Psikologi Musuh Agama

Sengaja, tulisan ini membahas psikologi yang memusuhi agama; termasuk filosofi yang memusuhi agama. Barangkali Anda terbayang nama Nietzsche yang mengumumkan kematian tuhan. Atau nama Freud yang menuduh agama sebagai hanya ilusi kanak-kanak.

Anda yang berminat membahas psikologi, dan filosofi, yang bersahabat dengan agama, silakan merujuk tulisan saya yang lain.

Tentu saja kontroversi: psikologi musuh agama; filosofi musuh agama. Anda boleh tidak setuju. Saya juga sering tidak setuju. Tetapi, kita perlu mencoba untuk memahami mereka itu; belajar dari pikiran mereka; mengambil hikmah dari segala yang ada.

1. Psikologi Ateis
2. Kompetisi Atensi
3. Abad 21
4. Sekuler: Freud dkk
5. Diskusi

Kita akan membahas mengapa Nietzsche mengumumkan kematian tuhan? Apa maksudnya? Apakah itu sekedar bahasa perlambang? Kemudian, kita akan mencoba mencermati mengapa psikologi memusuhi agama dan, sebaliknya, mengapa agama memusuhi psikologi.

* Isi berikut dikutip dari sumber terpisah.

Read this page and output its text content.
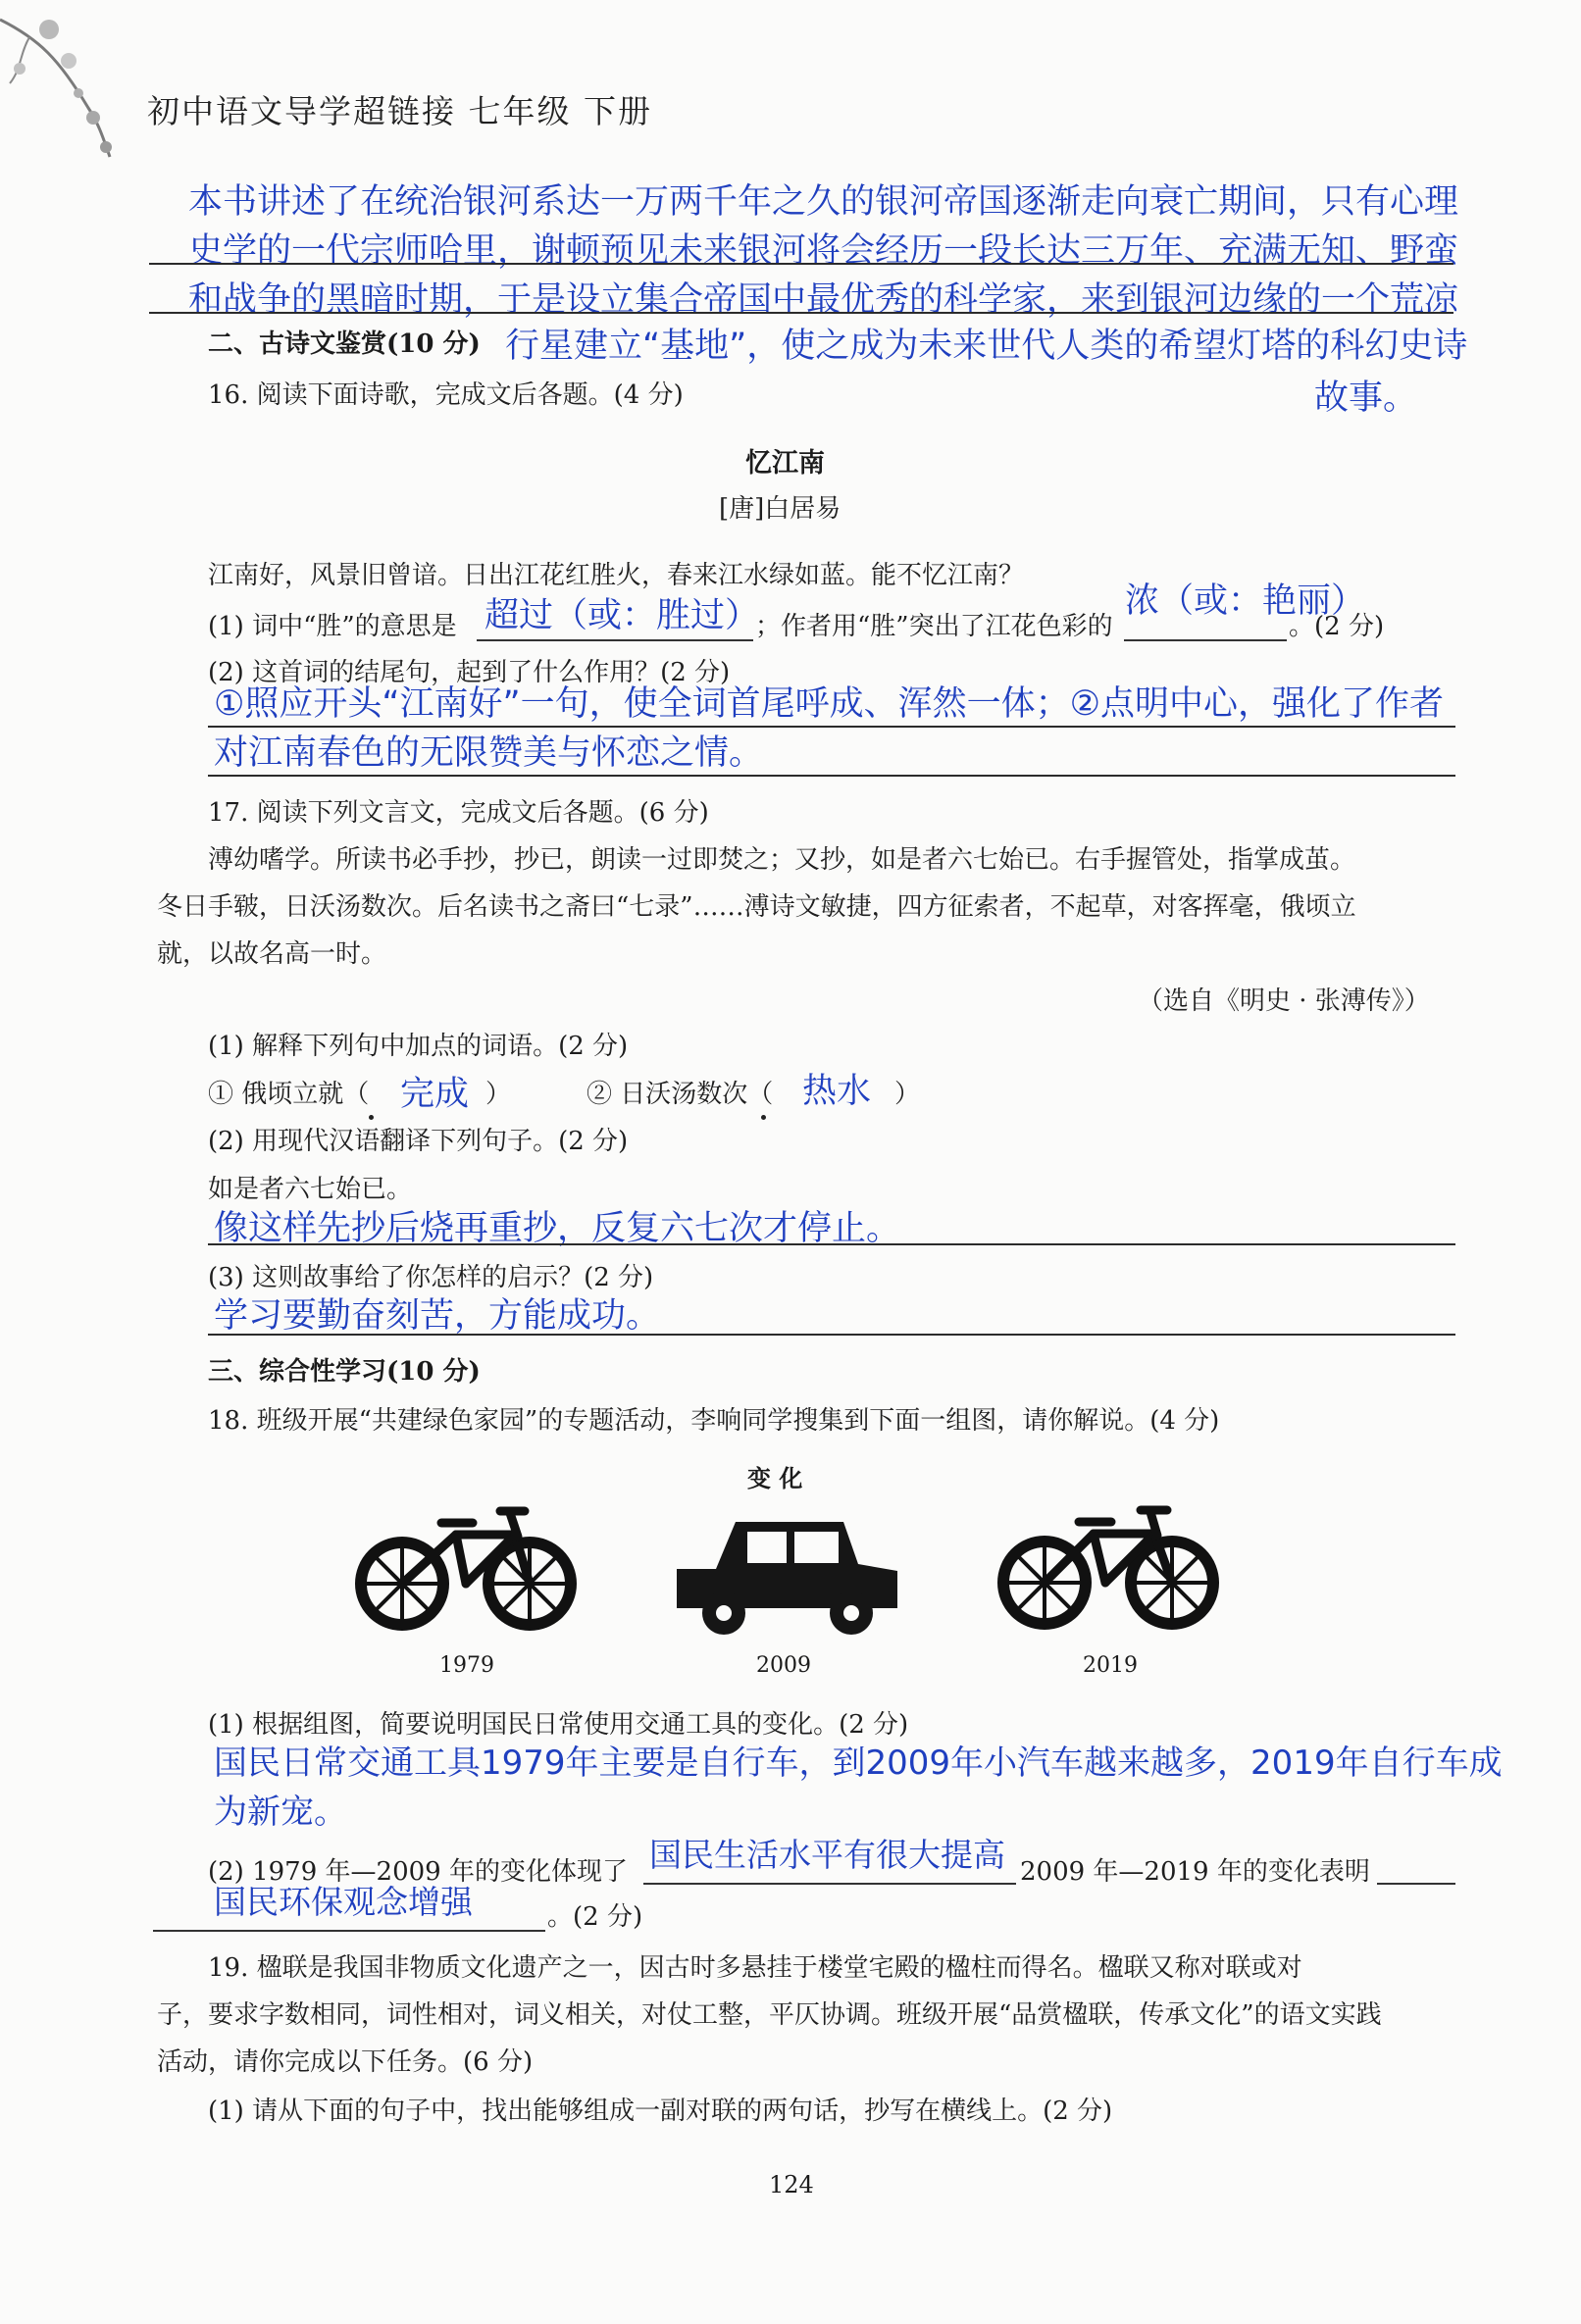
初中语文导学超链接 七年级 下册
本书讲述了在统治银河系达一万两千年之久的银河帝国逐渐走向衰亡期间，只有心理
史学的一代宗师哈里，谢顿预见未来银河将会经历一段长达三万年、充满无知、野蛮
和战争的黑暗时期，于是设立集合帝国中最优秀的科学家，来到银河边缘的一个荒凉
二、古诗文鉴赏(10 分) 行星建立“基地”，使之成为未来世代人类的希望灯塔的科幻史诗
故事。
16. 阅读下面诗歌，完成文后各题。(4 分)
忆江南
[唐]白居易
江南好，风景旧曾谙。日出江花红胜火，春来江水绿如蓝。能不忆江南？
(1) 词中“胜”的意思是 超过（或：胜过）
；作者用“胜”突出了江花色彩的
浓（或：艳丽）
。(2 分)
(2) 这首词的结尾句，起到了什么作用？(2 分)
①照应开头“江南好”一句，使全词首尾呼成、浑然一体；②点明中心，强化了作者
对江南春色的无限赞美与怀恋之情。
17. 阅读下列文言文，完成文后各题。(6 分)
溥幼嗜学。所读书必手抄，抄已，朗读一过即焚之；又抄，如是者六七始已。右手握管处，指掌成茧。
冬日手皲，日沃汤数次。后名读书之斋曰“七录”……溥诗文敏捷，四方征索者，不起草，对客挥毫，俄顷立
就，以故名高一时。
（选自《明史 · 张溥传》）
(1) 解释下列句中加点的词语。(2 分)
① 俄顷立就（ 完成 ）	② 日沃汤数次（ 热水 ）
(2) 用现代汉语翻译下列句子。(2 分)
如是者六七始已。
像这样先抄后烧再重抄，反复六七次才停止。
(3) 这则故事给了你怎样的启示？(2 分)
学习要勤奋刻苦，方能成功。
三、综合性学习(10 分)
18. 班级开展“共建绿色家园”的专题活动，李响同学搜集到下面一组图，请你解说。(4 分)
变 化
1979	2009	2019
(1) 根据组图，简要说明国民日常使用交通工具的变化。(2 分)
国民日常交通工具1979年主要是自行车，到2009年小汽车越来越多，2019年自行车成
为新宠。
(2) 1979 年—2009 年的变化体现了 国民生活水平有很大提高 2009 年—2019 年的变化表明
国民环保观念增强	。(2 分)
19. 楹联是我国非物质文化遗产之一，因古时多悬挂于楼堂宅殿的楹柱而得名。楹联又称对联或对
子，要求字数相同，词性相对，词义相关，对仗工整，平仄协调。班级开展“品赏楹联，传承文化”的语文实践
活动，请你完成以下任务。(6 分)
(1) 请从下面的句子中，找出能够组成一副对联的两句话，抄写在横线上。(2 分)
124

Awalnya, kompetisi psikologi lawan agama tampak sekedar klaim validitas masing-masing. Pengamatan lebih jauh, kompetisi ini dipengaruhi oleh ragam kepentingan: politik dan ekonomi. Berikutnya, kita membahas beberapa psikolog sekuler: Freud, Vetter, Skinner, dan Leuba.

1. Psikologi Ateis

Kita perlu membahas Nietzsche di awal; yang fenomenal itu; yang menyatakan tuhan sudah mati. Saya jelas beragama dan iman kepada Tuhan Yang Maha Esa. Saya melihat pernyataan Niet itu sangat menarik dan, bahkan, tidak memusuhi agama yang lurus. Jadi, saya bisa memahami Niet dari beragam perspektif yang lebih luas.

“… Nietzsche… yang paling terkenal, “Tuhan sudah mati,” dikenal jutaan orang.

Ia sangat sibuk memikirkan agama sepanjang hidupnya dan berkali-kali secara terus-menerus melecehkan gagasan Kristen dan orang-orang yang mempercayainya. (PA: 144).

Andai Nietzsche hidup di Indonesia, jaman ini, niscaya dia dipenjara dengan tuduhan menista agama. Niet hidup di Jerman yang kebebasan intelektual bisa ke mana-mana. Jadi, Niet bisa terus menuliskan beragam karya.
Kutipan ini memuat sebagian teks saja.